Additional cardiac imaging often unnecessary
Last week, Mayo Clinic researchers showed that using a shared decision-making aid to involve more patients in care decisions can prevent both unnecessary hospitalization and more advanced cardiac tests for patients with low-risk chest pain.
The "Chest Pain Choice" shared decision-making aid is one of the latest evidence-based practices built on high-sensitivity troponin rule-out of acute coronary syndrome for ED patients reporting acute chest pain. After the one-hour test, an additional "one minute" discussion to educate patients about their risk and reach a shared decision can prevent further unnecessary and costly testing.
ACVP Blog has discussed decision-making for acute chest pain before, suggesting that the fact the cardiac biomarker test can safely and accurately rule-out acute coronary syndrome within one hour "challenges [the] need" for commonly-used noninvasive imaging prior to patient discharge.
In fact, that article argued that the paradigm for noninvasive cardiac imaging might shift from better-safe-than-sorry rule-out to characterizing myocardial disease in cases where troponin levels are abnormal. In other words, additional noninvasive cardiac imaging might best serve as the "gatekeeper" for more invasive tests or therapy.
Changing the "default" decision for the better
While these arguments are now common in research literature, clinical reality often pushes doctors to "default to admission" for further observation and testing, says Erik Hess, MD in the Mayo Clinic press release. "Clinicians have a very low risk threshold... This presents a substantial unnecessary burden and cost to the patient and the health care system."

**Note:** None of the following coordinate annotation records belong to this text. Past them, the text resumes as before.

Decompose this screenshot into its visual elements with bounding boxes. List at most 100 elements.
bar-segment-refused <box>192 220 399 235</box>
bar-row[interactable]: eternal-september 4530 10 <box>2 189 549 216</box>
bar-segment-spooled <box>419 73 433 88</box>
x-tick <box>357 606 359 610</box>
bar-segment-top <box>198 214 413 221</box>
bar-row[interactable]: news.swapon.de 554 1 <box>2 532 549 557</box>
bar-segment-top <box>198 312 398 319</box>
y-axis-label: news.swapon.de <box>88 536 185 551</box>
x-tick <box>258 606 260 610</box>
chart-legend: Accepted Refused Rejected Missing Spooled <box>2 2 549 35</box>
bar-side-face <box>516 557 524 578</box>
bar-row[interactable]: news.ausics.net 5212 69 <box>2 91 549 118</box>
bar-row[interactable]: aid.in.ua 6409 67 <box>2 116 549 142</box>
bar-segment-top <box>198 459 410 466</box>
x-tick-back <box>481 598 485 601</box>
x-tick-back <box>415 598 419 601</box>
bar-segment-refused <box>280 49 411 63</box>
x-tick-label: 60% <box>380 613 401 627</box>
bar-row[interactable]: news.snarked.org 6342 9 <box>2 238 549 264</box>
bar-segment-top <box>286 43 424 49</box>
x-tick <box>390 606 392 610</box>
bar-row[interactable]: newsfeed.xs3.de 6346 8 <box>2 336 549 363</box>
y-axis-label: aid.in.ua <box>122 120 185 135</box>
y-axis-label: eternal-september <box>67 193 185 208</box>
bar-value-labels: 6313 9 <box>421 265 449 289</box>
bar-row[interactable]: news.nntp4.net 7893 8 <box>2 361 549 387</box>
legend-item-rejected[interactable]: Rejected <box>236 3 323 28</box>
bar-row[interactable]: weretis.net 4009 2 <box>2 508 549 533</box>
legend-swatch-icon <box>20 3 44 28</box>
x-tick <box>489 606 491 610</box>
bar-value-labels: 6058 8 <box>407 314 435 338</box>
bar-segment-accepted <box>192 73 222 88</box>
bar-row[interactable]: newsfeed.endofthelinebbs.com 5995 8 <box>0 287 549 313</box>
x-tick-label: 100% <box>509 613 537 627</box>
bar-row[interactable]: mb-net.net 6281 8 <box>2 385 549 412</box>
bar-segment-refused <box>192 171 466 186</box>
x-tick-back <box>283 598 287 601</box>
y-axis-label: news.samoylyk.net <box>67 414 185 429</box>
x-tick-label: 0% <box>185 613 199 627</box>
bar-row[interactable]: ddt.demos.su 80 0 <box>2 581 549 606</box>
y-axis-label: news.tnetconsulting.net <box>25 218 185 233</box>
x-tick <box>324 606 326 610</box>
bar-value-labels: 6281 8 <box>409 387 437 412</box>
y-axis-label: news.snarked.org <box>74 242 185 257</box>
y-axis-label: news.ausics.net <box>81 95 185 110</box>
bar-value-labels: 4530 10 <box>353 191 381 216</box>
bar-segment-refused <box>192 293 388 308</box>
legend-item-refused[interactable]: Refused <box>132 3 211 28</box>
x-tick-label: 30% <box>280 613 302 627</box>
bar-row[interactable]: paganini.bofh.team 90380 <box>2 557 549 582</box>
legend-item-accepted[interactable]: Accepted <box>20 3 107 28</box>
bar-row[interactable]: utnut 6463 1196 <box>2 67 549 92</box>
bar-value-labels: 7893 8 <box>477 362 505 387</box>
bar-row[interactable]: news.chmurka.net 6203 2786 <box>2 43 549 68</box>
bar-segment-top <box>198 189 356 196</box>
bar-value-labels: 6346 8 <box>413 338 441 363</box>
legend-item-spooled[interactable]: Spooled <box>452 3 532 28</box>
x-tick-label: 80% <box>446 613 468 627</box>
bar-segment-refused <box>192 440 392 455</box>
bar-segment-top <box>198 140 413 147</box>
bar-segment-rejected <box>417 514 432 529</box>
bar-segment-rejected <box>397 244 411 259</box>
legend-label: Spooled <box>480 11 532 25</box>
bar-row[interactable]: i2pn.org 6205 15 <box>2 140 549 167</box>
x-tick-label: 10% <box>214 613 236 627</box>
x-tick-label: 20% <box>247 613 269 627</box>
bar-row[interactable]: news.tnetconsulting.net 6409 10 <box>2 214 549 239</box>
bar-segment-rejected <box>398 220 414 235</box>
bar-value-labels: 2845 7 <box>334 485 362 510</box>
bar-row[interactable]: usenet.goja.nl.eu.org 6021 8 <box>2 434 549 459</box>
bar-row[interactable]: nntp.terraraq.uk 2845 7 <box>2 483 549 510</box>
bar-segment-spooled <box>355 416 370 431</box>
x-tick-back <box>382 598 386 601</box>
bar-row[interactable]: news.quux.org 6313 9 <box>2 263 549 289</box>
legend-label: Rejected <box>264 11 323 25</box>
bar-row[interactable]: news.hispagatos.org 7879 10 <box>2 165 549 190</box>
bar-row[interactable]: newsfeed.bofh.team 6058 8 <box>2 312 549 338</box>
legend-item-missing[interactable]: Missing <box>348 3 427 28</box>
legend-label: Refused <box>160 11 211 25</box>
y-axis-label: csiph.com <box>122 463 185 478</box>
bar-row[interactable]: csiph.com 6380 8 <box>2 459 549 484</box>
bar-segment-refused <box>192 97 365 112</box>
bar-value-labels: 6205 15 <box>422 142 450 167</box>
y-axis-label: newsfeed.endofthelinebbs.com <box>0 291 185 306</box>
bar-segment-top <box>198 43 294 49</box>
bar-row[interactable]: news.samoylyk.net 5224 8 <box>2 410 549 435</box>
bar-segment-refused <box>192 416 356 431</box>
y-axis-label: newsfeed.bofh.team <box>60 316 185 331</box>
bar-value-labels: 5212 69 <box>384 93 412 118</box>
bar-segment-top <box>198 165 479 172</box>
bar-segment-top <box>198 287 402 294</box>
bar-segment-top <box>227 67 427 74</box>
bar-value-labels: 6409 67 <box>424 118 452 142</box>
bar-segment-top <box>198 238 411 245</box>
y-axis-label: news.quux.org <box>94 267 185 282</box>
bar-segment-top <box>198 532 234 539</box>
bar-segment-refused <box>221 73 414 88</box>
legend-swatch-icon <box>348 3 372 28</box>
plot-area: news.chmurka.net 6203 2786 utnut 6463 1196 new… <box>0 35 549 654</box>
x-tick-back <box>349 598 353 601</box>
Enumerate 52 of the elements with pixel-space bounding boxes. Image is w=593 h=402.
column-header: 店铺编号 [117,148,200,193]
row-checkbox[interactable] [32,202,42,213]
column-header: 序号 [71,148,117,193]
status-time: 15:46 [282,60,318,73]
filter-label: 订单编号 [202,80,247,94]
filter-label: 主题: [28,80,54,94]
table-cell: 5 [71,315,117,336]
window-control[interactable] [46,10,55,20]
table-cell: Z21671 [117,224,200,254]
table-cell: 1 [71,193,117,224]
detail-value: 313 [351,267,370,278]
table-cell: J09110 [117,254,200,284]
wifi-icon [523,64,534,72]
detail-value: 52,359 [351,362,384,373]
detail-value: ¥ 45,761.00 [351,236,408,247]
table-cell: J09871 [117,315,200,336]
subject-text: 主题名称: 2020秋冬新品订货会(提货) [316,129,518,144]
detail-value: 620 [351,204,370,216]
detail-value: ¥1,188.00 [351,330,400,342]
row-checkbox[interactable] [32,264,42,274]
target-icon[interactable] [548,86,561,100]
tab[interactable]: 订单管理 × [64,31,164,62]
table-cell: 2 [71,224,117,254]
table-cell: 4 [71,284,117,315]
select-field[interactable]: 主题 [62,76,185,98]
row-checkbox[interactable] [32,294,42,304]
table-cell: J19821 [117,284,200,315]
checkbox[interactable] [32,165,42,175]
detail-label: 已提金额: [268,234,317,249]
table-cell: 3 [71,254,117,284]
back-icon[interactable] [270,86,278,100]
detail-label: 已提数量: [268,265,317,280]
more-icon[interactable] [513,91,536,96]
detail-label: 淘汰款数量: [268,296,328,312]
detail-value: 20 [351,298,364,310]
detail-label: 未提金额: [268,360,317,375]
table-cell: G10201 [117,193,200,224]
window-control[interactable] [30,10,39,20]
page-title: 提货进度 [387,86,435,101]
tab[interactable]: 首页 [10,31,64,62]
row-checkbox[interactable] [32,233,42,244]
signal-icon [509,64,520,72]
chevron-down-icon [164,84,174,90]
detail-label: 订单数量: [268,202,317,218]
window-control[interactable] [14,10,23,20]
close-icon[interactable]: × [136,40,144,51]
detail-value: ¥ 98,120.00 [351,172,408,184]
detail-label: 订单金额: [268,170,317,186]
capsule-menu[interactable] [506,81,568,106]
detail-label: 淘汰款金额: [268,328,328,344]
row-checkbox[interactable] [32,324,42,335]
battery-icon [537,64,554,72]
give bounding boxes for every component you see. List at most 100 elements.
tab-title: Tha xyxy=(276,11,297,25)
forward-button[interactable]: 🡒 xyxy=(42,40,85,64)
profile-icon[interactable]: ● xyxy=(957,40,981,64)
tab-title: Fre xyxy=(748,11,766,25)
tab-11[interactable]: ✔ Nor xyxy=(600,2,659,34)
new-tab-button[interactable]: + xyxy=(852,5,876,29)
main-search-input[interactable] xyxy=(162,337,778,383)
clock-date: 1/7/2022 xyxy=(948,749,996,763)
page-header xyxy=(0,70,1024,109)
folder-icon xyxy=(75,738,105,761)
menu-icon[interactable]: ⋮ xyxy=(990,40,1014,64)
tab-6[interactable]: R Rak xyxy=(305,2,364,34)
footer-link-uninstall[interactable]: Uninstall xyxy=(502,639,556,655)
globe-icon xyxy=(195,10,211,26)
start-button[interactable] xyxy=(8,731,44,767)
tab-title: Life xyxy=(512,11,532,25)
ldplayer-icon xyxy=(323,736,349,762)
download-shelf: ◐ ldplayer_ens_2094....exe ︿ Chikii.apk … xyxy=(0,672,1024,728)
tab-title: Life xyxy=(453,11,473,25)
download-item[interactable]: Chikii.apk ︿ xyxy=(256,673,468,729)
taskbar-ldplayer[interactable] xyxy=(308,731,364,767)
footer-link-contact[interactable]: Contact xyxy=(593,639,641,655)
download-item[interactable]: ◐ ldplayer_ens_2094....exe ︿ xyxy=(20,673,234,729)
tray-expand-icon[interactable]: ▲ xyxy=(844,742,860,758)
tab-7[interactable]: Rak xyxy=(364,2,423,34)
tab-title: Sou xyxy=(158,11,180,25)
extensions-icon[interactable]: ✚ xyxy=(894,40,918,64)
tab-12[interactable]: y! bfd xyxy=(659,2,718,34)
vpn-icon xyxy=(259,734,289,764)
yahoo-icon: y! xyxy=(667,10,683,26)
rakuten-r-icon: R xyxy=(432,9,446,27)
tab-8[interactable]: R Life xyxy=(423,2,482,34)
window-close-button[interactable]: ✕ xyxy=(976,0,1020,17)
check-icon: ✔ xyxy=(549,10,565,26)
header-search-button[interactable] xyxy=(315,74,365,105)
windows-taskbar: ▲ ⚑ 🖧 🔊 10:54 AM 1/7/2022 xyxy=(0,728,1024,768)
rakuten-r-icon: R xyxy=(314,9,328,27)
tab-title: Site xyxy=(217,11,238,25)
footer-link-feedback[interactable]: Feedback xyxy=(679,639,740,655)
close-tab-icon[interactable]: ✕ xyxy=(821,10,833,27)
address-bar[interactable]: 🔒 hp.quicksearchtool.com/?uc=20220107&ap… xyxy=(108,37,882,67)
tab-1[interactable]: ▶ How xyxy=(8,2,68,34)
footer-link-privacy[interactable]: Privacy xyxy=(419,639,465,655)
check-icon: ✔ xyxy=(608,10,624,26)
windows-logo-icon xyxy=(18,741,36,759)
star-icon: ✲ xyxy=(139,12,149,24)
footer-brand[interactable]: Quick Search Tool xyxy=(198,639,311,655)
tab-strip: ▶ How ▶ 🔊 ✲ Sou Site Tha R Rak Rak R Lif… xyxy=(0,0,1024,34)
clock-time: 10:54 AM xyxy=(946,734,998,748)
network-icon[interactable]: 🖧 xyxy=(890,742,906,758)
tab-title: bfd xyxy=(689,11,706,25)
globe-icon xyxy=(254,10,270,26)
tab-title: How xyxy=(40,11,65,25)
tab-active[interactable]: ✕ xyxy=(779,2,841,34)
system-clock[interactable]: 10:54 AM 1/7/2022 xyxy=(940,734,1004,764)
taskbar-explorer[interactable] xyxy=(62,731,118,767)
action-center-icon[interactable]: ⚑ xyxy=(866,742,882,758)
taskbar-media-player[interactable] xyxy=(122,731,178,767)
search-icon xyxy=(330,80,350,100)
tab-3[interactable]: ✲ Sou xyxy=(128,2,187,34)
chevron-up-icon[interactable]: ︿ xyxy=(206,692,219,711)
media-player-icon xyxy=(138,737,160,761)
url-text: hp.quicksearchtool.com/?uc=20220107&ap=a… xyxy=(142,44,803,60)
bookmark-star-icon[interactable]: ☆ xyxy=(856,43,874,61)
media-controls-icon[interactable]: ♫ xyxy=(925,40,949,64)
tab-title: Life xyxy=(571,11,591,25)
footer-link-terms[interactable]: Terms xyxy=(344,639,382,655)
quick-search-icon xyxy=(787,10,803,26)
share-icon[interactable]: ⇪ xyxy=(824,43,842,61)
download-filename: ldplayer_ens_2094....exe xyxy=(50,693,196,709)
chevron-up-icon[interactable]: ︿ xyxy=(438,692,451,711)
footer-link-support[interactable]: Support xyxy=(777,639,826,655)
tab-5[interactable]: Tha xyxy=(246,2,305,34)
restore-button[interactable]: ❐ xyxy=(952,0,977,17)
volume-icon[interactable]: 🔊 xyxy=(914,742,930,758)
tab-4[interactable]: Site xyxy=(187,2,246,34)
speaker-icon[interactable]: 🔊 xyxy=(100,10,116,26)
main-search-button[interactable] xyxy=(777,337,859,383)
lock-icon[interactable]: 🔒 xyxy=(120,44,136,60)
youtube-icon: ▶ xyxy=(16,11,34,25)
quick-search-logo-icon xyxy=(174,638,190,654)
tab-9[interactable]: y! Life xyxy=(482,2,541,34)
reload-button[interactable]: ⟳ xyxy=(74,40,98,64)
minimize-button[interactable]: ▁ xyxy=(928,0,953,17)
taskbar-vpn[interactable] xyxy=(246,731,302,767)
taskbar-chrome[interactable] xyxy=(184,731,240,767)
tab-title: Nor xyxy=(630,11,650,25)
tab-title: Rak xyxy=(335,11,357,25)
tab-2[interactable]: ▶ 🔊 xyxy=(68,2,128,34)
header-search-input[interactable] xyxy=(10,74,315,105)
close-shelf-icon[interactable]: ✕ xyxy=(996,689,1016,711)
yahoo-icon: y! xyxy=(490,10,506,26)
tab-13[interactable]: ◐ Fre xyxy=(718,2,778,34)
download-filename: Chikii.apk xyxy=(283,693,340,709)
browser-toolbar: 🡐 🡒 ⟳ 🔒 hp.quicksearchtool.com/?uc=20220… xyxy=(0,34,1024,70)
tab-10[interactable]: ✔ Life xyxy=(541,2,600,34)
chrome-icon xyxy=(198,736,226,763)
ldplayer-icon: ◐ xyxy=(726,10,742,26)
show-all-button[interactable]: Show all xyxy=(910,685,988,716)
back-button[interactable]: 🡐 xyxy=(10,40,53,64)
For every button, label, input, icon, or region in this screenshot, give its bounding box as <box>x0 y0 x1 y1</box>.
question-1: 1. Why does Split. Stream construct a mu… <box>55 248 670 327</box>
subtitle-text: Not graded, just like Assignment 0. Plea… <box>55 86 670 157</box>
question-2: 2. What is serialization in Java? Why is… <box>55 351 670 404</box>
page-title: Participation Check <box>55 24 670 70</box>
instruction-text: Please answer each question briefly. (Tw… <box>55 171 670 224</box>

By educating patients and involving them in this decision, this "default" behavior can be changed to provide more appropriate and less expensive care for patients with low risk. "When patients are involved with their care decisions, it is more likely they will get the right care for their concerns," says Dr Hess in the press release.
In the randomized clinical trial, use of the shared decision-making aid resulted in less frequent admissions for observation—37 percent with the shared decision condition versus 52 percent without. In addition, more patients chose to have additional cardiac stress testing performed later in an outpatient setting—30 percent versus 17 percent.
Significantly, "both patients and physicians were satisfied with the decision aid and its use," reads the press release, and involved only one additional minute of clinician time on average.
What do you think? Should this shared decision aid be used in your practice?